Bunte, auf Pflanzen lebende Käfer nutzen komplexe Strukturen, um leuchtende und schillernde Farben für viele Aufgaben zu erzeugen. Diese reichen von der Übermittlung von Informationen bis zur Verwirrung von Fressfeinden.
Dunkel gefärbte Arten, die in verborgenen finsteren Umgebungen leben, bilden dagegen schwache Farbreflexe, die keinen offensichtlichen Nutzen haben. Besonders der letztgenannte Mechanismus ist für den Materialforscher von Interesse, da es sich um einfache Strukturen handelt, die sich leicht in Fertigungsprozesse einbauen lassen.
Käfer, die in dunkler Umgebung leben, haben ihr Exoskelett mit Chitinfalten überzogen, die ihnen helfen, sich leicht durch Schlamm und feuchte Bereiche zu bewegen. Wenn sich diese Falten mit dem melaninreichen Untergrund verbinden, der für ihre dunkle Farbe verantwortlich ist, werden sie jedoch irisierend und reflektieren bei Lichteinfall verschiedene Farben.
Chitin offiziell zugelassen
Die Forscher fanden heraus, dass die Anordnung der Falten und somit deren regelmäßige Wiederkehr von Natur aus nicht optimal ist, um Farbe zu erzeugen. Das Team konnte sie jedoch künstlich optimieren. Somit waren sie in der Lage, mit diesem vereinfachten Mechanismus schillernde Chitinfarben zu erzeugen, die mit denen vergleichbar sind, die durch die komplexen Strukturen der farbenprächtigen Käfer erzeugt werden.
Mit dieser einfachen Konstruktion konnten die Forscher in nur einem Jahr die Produktion von Farbe von mikroskopischer Größe zu Filmen in DIN-A4-Größe ausweiten. Dies ist somit das bisher größte Beispiel für strukturelle Farbe, die mit dem eigenen Molekül produziert wurde. Diese Ergebnisse sind nicht nur in der Theorie von Bedeutung, sondern auch technologisch relevant.
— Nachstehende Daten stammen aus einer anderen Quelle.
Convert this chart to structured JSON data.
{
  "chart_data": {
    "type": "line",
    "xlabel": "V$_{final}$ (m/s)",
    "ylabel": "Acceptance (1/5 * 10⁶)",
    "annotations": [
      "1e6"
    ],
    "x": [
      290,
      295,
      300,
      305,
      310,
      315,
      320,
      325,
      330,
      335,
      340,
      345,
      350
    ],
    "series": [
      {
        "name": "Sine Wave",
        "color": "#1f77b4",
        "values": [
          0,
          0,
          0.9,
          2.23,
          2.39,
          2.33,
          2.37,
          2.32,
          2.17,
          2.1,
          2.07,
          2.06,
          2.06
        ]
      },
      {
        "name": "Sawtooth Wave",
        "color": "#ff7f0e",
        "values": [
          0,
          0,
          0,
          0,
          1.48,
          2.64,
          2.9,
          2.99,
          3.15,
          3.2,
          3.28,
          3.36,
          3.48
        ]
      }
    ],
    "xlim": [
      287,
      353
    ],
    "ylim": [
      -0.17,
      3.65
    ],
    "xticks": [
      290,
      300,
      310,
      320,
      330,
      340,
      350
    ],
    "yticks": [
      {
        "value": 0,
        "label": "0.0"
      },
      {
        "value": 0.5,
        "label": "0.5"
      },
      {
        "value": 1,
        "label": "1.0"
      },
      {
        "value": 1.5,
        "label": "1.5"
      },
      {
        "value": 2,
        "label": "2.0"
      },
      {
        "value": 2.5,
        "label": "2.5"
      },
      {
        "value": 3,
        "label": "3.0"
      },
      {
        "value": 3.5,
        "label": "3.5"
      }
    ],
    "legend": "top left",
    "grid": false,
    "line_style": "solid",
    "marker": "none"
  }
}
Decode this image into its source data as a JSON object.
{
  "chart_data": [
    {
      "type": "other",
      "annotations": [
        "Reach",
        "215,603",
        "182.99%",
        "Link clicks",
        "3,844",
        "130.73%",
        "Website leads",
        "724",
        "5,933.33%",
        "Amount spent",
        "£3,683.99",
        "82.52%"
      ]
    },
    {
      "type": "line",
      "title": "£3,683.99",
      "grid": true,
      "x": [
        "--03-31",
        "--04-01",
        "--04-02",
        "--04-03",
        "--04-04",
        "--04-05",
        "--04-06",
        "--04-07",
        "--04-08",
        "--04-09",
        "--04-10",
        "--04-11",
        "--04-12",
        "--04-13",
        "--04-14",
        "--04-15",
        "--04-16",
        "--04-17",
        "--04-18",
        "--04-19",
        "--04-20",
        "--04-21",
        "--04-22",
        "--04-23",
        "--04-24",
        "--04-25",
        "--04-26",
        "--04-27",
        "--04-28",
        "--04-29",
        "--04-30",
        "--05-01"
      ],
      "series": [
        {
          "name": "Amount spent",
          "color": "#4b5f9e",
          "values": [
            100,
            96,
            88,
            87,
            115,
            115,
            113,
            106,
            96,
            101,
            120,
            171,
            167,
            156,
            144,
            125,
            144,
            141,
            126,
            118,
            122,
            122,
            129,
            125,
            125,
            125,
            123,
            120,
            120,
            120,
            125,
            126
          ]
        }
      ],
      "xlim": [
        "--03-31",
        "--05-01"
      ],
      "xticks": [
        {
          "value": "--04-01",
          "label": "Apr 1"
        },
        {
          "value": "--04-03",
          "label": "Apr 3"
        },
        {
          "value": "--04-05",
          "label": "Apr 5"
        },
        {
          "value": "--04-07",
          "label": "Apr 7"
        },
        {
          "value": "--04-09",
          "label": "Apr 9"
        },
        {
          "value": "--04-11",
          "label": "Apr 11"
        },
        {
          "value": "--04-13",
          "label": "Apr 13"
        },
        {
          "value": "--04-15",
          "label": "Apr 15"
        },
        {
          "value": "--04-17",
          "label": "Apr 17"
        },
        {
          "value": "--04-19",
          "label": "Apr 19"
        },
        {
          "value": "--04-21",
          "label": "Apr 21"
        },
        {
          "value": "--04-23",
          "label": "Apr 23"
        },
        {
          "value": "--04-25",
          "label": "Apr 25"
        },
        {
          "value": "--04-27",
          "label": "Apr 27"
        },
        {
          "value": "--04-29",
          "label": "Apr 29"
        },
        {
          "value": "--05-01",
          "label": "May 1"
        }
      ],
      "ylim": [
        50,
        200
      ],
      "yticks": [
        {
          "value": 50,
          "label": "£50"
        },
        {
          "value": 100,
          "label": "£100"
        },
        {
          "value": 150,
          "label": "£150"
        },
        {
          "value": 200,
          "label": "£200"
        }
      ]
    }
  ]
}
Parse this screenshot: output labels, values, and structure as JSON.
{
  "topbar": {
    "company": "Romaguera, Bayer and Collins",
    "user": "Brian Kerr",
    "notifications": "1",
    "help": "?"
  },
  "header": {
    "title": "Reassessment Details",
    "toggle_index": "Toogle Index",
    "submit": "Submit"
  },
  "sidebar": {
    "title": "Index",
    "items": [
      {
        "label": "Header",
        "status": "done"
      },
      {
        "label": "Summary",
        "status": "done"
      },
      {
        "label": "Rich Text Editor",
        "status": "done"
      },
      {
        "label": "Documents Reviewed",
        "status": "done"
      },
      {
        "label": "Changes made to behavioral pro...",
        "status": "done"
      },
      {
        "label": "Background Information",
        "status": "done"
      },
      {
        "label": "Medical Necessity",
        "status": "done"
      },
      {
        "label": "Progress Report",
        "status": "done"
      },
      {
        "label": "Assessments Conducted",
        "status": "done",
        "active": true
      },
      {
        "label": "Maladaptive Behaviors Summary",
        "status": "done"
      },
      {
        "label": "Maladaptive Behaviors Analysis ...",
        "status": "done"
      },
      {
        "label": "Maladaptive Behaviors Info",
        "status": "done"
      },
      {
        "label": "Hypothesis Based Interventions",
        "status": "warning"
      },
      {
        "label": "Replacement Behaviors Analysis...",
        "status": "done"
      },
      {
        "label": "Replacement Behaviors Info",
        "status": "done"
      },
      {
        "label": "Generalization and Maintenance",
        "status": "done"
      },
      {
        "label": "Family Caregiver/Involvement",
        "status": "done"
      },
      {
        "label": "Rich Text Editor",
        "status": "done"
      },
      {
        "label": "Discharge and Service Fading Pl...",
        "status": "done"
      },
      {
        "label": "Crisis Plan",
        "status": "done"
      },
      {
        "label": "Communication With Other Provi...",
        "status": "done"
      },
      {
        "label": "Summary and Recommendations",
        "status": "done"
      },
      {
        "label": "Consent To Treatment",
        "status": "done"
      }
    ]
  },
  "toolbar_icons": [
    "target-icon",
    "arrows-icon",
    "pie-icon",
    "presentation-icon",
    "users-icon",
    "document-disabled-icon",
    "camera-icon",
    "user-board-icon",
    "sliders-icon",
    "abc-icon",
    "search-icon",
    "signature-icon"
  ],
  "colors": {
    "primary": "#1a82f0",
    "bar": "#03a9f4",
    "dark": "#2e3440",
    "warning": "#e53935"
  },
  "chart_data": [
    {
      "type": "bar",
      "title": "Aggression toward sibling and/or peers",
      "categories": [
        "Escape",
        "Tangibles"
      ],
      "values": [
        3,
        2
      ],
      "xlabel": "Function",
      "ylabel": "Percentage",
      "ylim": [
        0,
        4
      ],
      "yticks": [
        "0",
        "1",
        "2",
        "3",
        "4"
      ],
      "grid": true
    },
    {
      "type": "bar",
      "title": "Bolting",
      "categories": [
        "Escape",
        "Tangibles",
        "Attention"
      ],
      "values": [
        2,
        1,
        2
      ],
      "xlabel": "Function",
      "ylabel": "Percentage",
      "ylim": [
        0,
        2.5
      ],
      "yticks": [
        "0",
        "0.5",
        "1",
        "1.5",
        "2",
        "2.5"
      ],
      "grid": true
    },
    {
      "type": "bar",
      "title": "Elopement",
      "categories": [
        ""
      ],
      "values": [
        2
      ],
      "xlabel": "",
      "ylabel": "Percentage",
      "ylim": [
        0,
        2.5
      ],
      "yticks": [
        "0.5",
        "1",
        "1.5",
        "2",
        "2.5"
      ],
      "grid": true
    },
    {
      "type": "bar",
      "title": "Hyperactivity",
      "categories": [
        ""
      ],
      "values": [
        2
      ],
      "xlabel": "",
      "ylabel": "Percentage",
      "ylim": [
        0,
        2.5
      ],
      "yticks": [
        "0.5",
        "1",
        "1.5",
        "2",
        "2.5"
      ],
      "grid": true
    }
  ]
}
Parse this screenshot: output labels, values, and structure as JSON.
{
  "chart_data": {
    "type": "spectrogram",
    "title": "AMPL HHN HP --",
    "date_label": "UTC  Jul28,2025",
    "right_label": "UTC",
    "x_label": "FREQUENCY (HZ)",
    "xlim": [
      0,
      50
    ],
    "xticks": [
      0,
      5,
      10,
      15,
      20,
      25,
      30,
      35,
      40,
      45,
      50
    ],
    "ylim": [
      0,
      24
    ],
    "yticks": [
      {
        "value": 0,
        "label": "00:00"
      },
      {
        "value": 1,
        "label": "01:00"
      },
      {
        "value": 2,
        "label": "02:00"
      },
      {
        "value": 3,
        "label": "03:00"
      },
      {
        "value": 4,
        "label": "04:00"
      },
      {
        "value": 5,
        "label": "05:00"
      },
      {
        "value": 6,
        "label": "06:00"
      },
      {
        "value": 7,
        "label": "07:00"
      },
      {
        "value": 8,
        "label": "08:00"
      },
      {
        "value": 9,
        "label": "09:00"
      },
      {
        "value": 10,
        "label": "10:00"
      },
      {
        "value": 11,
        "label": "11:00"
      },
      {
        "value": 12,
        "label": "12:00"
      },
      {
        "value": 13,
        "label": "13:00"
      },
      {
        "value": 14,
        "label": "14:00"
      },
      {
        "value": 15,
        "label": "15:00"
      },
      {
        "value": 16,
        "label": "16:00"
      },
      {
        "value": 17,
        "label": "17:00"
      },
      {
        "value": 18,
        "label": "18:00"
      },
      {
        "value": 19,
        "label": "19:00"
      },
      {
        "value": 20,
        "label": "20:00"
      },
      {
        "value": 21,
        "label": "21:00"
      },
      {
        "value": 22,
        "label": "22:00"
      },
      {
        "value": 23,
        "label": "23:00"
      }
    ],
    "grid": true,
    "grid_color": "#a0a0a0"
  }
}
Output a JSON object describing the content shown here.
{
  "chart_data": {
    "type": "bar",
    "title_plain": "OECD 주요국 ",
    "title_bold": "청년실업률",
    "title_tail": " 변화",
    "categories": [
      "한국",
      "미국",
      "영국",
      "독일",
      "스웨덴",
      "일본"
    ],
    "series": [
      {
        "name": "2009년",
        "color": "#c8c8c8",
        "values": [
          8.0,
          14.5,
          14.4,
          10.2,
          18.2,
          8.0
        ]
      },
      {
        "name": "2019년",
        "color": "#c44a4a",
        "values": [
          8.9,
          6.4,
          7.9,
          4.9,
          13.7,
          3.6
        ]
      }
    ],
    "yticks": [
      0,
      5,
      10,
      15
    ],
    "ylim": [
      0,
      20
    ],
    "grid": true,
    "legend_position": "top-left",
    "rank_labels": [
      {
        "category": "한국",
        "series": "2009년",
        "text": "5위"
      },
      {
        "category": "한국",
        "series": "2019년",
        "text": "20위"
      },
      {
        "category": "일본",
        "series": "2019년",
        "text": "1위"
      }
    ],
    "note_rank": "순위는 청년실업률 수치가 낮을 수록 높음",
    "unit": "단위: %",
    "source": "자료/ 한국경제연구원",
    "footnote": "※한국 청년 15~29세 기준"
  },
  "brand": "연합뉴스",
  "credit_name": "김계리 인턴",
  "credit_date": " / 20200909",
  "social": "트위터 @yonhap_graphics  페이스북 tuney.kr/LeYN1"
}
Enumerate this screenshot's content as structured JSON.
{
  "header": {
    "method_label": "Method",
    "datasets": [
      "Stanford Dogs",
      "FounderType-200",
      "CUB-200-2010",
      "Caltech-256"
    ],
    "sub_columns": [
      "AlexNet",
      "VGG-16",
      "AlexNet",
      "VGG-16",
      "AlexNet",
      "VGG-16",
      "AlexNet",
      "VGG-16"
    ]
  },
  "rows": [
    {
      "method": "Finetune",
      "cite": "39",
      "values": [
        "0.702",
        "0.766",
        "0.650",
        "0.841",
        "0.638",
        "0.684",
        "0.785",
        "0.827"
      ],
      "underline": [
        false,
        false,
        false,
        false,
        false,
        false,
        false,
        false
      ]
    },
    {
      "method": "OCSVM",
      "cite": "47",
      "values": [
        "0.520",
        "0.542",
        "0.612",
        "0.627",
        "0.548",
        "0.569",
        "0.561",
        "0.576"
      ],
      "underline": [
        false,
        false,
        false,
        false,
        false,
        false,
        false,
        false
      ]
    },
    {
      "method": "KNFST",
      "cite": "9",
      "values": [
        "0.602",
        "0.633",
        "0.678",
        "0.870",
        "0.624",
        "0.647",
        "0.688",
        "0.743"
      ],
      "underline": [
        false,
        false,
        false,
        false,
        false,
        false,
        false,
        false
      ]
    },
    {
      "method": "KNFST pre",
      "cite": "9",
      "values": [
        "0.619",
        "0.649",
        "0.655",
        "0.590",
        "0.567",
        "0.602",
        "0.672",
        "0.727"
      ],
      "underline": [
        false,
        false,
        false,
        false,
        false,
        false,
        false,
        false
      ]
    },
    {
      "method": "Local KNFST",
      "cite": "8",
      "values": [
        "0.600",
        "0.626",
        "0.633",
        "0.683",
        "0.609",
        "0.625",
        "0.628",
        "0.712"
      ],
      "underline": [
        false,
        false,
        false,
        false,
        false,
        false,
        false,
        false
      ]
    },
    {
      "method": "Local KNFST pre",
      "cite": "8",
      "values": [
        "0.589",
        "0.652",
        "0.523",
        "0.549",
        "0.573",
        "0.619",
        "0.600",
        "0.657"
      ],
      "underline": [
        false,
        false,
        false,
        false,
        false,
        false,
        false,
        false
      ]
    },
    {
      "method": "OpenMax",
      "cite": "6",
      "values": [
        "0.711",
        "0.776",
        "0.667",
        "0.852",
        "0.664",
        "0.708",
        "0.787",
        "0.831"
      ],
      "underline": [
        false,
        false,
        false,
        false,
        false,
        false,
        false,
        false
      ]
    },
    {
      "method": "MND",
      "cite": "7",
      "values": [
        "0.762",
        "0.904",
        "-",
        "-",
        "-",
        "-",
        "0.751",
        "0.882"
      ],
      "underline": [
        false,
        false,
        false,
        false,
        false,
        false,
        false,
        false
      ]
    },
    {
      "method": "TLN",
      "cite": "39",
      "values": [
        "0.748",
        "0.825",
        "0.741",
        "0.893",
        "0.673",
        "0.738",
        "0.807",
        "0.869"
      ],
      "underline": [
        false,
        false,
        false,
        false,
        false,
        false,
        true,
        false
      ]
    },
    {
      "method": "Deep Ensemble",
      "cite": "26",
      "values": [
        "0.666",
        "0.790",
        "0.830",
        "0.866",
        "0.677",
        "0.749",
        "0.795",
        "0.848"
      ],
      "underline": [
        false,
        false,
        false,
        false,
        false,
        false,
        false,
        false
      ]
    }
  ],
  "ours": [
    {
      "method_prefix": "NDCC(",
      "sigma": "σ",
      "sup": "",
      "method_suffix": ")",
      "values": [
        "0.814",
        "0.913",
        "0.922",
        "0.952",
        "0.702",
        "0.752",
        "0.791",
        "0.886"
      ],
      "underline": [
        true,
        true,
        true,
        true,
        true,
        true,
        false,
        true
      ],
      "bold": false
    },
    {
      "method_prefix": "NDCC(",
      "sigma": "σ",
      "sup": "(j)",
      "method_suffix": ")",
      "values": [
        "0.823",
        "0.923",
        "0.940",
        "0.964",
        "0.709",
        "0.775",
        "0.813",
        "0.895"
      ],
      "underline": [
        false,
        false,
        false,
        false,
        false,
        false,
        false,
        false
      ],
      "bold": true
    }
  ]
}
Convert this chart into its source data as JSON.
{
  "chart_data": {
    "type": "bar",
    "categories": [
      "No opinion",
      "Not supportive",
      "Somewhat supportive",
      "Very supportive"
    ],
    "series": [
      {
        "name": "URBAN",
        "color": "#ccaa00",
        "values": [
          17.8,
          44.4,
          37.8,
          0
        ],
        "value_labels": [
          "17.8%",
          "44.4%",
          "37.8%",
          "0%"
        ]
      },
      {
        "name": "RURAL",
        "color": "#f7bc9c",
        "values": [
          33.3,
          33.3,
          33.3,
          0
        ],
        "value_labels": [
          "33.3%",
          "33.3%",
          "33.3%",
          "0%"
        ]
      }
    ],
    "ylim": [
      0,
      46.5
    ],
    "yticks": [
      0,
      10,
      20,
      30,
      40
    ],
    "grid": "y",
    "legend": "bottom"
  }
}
„Da Chitin von der FDA [die amerikanische Arzneimittelbehörde] für medizinische und kosmetische Zwecke zugelassen ist, stellt es eine umwelt- und gesundheitsfreundliche Alternative zu den in diesen Bereichen verwendeten künstlichen Materialien dar“, erklärt Fernandez.
Zusätzlich zu den bisherigen Ergebnissen erwartet das Team, dass diese natürliche Farbe in die allgemeine Herstellung einbezogen werden kann, sodass künftig keine synthetischen Farbstoffe mehr notwendig sind.
Für Javier Fernandez stellt eine bioinspirierte Fertigung eine vorteilhafte Zusammenarbeit zwischen Biologie und Technologie dar. So helfe sie nicht nur beim Einsatz neuer Materialien auf der Grundlage biologischer Designs, sondern auch den Forschern selbst, um biologische Systeme besser zu verstehen.
Die Studie erschien am 11. Februar 2024 im Fachmagazin „Advanced Engineering Materials“.